The seemingly forgotten issue of extending fixed recoverable costs has not gone away – though changes won’t be with us for more than a year.


Costs expert Professor Dominic Regan said last week that the government remains ‘mad keen’ on imposing fixed costs on most civil claims valued up to £100,000. The only exceptions would be for clinical negligence claims and cases which are too complex to be suitable. 


Speaking at a webinar hosted by international firm DWF, Regan predicted that a fixed costs regime could be in place by October 2021, despite the Ministry of Justice being relatively quiet on the issue in recent months.

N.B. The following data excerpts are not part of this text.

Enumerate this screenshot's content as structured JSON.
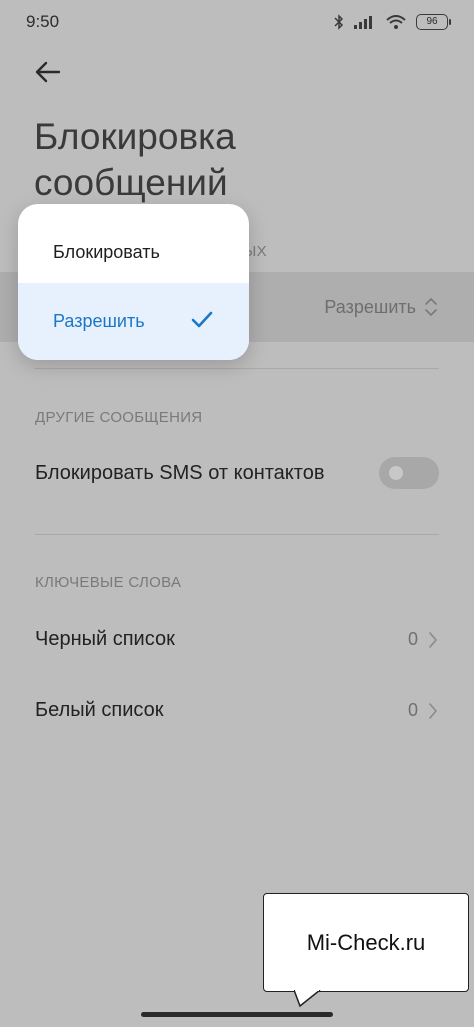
{
  "status_bar": {
    "time": "9:50",
    "battery": "96"
  },
  "page": {
    "title": "Блокировка сообщений"
  },
  "sections": {
    "first_label_partial": "ЫХ",
    "other_messages_label": "ДРУГИЕ СООБЩЕНИЯ",
    "keywords_label": "КЛЮЧЕВЫЕ СЛОВА"
  },
  "selected_row": {
    "value": "Разрешить"
  },
  "settings": {
    "block_sms_contacts": {
      "label": "Блокировать SMS от контактов",
      "enabled": false
    },
    "blacklist": {
      "label": "Черный список",
      "count": "0"
    },
    "whitelist": {
      "label": "Белый список",
      "count": "0"
    }
  },
  "popup": {
    "options": [
      {
        "label": "Блокировать",
        "selected": false
      },
      {
        "label": "Разрешить",
        "selected": true
      }
    ]
  },
  "watermark": {
    "text": "Mi-Check.ru"
  },
  "colors": {
    "accent": "#1c76c8",
    "popup_selected_bg": "#e6f1fd",
    "scrim": "#bdbdbd"
  }
}
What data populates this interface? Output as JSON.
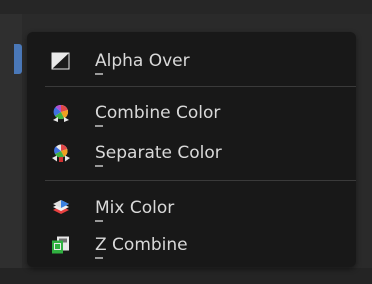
{
  "menu": {
    "items": [
      {
        "label": "Alpha Over",
        "icon": "alpha-over-icon"
      },
      {
        "label": "Combine Color",
        "icon": "combine-color-icon"
      },
      {
        "label": "Separate Color",
        "icon": "separate-color-icon"
      },
      {
        "label": "Mix Color",
        "icon": "mix-color-icon"
      },
      {
        "label": "Z Combine",
        "icon": "z-combine-icon"
      }
    ]
  }
}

‘The man in charge of the project has left the MoJ, but I promise you it has not gone away,’ said Regan. ‘The MoJ are very keen and this absolutely is going to happen – we are looking at October 2021 [but] fixed costs are going to come.’

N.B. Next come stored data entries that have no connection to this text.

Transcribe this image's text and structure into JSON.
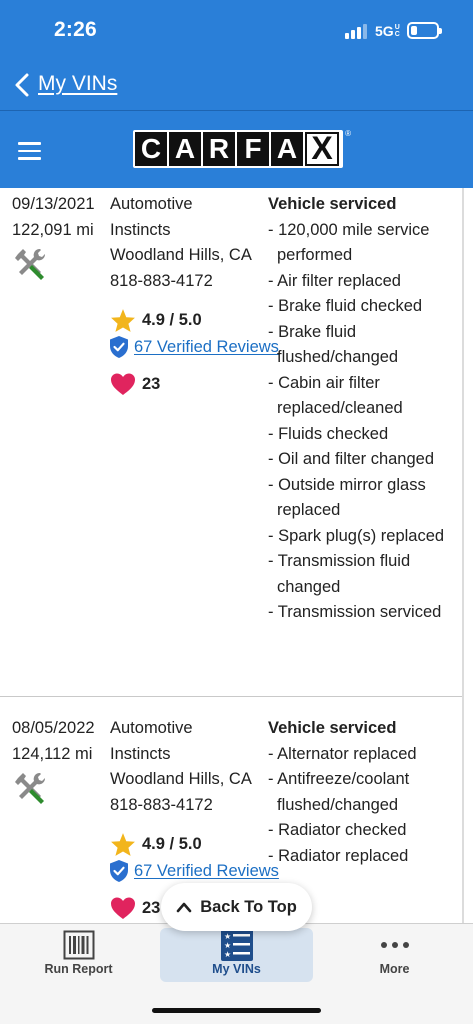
{
  "status_bar": {
    "time": "2:26",
    "network": "5G",
    "network_suffix": "UC"
  },
  "nav": {
    "back_label": "My VINs"
  },
  "brand": {
    "logo_letters": [
      "C",
      "A",
      "R",
      "F",
      "A",
      "X"
    ],
    "registered": "®"
  },
  "records": [
    {
      "date": "09/13/2021",
      "mileage": "122,091 mi",
      "shop_lines": [
        "Automotive",
        "Instincts",
        "Woodland Hills, CA",
        "818-883-4172"
      ],
      "rating": "4.9 / 5.0",
      "reviews_link": "67 Verified Reviews",
      "favorites": "23",
      "service_title": "Vehicle serviced",
      "services": [
        "- 120,000 mile service performed",
        "- Air filter replaced",
        "- Brake fluid checked",
        "- Brake fluid flushed/changed",
        "- Cabin air filter replaced/cleaned",
        "- Fluids checked",
        "- Oil and filter changed",
        "- Outside mirror glass replaced",
        "- Spark plug(s) replaced",
        "- Transmission fluid changed",
        "- Transmission serviced"
      ]
    },
    {
      "date": "08/05/2022",
      "mileage": "124,112 mi",
      "shop_lines": [
        "Automotive",
        "Instincts",
        "Woodland Hills, CA",
        "818-883-4172"
      ],
      "rating": "4.9 / 5.0",
      "reviews_link": "67 Verified Reviews",
      "favorites": "23",
      "service_title": "Vehicle serviced",
      "services": [
        "- Alternator replaced",
        "- Antifreeze/coolant flushed/changed",
        "- Radiator checked",
        "- Radiator replaced"
      ]
    }
  ],
  "back_to_top": {
    "label": "Back To Top"
  },
  "tabs": [
    {
      "label": "Run Report",
      "icon": "barcode-icon",
      "active": false
    },
    {
      "label": "My VINs",
      "icon": "list-icon",
      "active": true
    },
    {
      "label": "More",
      "icon": "more-dots-icon",
      "active": false
    }
  ],
  "colors": {
    "brand_blue": "#2a7fd8",
    "link_blue": "#1c6fc4",
    "star": "#f2b51c",
    "heart": "#e0245e",
    "tab_active_bg": "#d6e2ef"
  }
}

The subject has barely been spoken about since the Ministry of Justice said in March 2019 it would adopt most recommendations made by Sir Rupert Jackson for a fixed costs regime. The government’s enthusiasm appeared only lukewarm – it took longer to respond to Jackson’s review than he spent preparing it – but proposals were brought forward to assign cases up to £100,000 to an extended fast-track. The proposed figures for the costs themselves were kept at the same level as put forward by former Court of Appeal judge Jackson, whose previous review had formed the basis of part of the Legal Aid, Sentencing and Punishment of Offenders Act 2012. In the 15 months since the MoJ started consultating on these proposals, the ministerial team has changed but nothing more has come out of the department on the issue.

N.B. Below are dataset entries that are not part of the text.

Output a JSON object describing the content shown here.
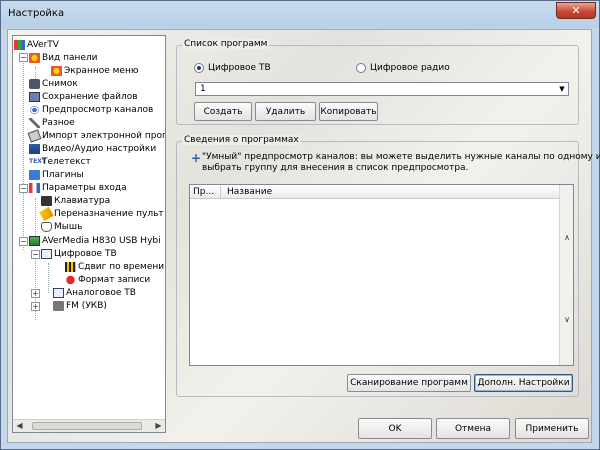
{
  "window": {
    "title": "Настройка",
    "close_label": "✕"
  },
  "tree": {
    "items": [
      {
        "label": "AVerTV",
        "icon": "avertv-icon"
      },
      {
        "label": "Вид панели",
        "icon": "panel-view-icon"
      },
      {
        "label": "Экранное меню",
        "icon": "osd-menu-icon"
      },
      {
        "label": "Снимок",
        "icon": "snapshot-icon"
      },
      {
        "label": "Сохранение файлов",
        "icon": "save-files-icon"
      },
      {
        "label": "Предпросмотр каналов",
        "icon": "channel-preview-icon"
      },
      {
        "label": "Разное",
        "icon": "misc-icon"
      },
      {
        "label": "Импорт электронной прог",
        "icon": "epg-import-icon"
      },
      {
        "label": "Видео/Аудио настройки",
        "icon": "video-audio-icon"
      },
      {
        "label": "Телетекст",
        "icon": "teletext-icon"
      },
      {
        "label": "Плагины",
        "icon": "plugins-icon"
      },
      {
        "label": "Параметры входа",
        "icon": "input-params-icon"
      },
      {
        "label": "Клавиатура",
        "icon": "keyboard-icon"
      },
      {
        "label": "Переназначение пульт",
        "icon": "remote-remap-icon"
      },
      {
        "label": "Мышь",
        "icon": "mouse-icon"
      },
      {
        "label": "AVerMedia H830 USB Hybi",
        "icon": "device-icon"
      },
      {
        "label": "Цифровое ТВ",
        "icon": "digital-tv-icon"
      },
      {
        "label": "Сдвиг по времени",
        "icon": "timeshift-icon"
      },
      {
        "label": "Формат записи",
        "icon": "record-format-icon"
      },
      {
        "label": "Аналоговое ТВ",
        "icon": "analog-tv-icon"
      },
      {
        "label": "FM (УКВ)",
        "icon": "fm-radio-icon"
      }
    ],
    "expanders": [
      "−",
      "−",
      "−",
      "−",
      "+",
      "+"
    ]
  },
  "program_list": {
    "group_label": "Список программ",
    "radio_digital_tv": "Цифровое ТВ",
    "radio_digital_radio": "Цифровое радио",
    "combo_value": "1",
    "btn_create": "Создать",
    "btn_delete": "Удалить",
    "btn_copy": "Копировать"
  },
  "program_info": {
    "group_label": "Сведения о программах",
    "info_line1": "\"Умный\" предпросмотр каналов: вы можете выделить нужные каналы по одному или",
    "info_line2": "выбрать группу для внесения в список предпросмотра.",
    "col_pr": "Пр...",
    "col_name": "Название",
    "btn_scan": "Сканирование программ",
    "btn_more_settings": "Дополн. Настройки"
  },
  "footer": {
    "ok": "OK",
    "cancel": "Отмена",
    "apply": "Применить"
  },
  "colors": {
    "accent": "#2f5b8c",
    "title_bg": "#c5d7ea",
    "close": "#c94a36"
  }
}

Regan said a future fixed costs regime would effectively eliminate costs budgeting and post-settlement assessments: ‘People will come out of court and know damages and costs are done and dusted. If that works I have no doubt the next step will be to increase jurisdiction to cases worth up to £250,000.’


The exceptions would be clinical negligence claims and those deemed too complex for fixed costs – these would be cases lasting at least three days at trial or those requiring at least two experts to give evidence in court.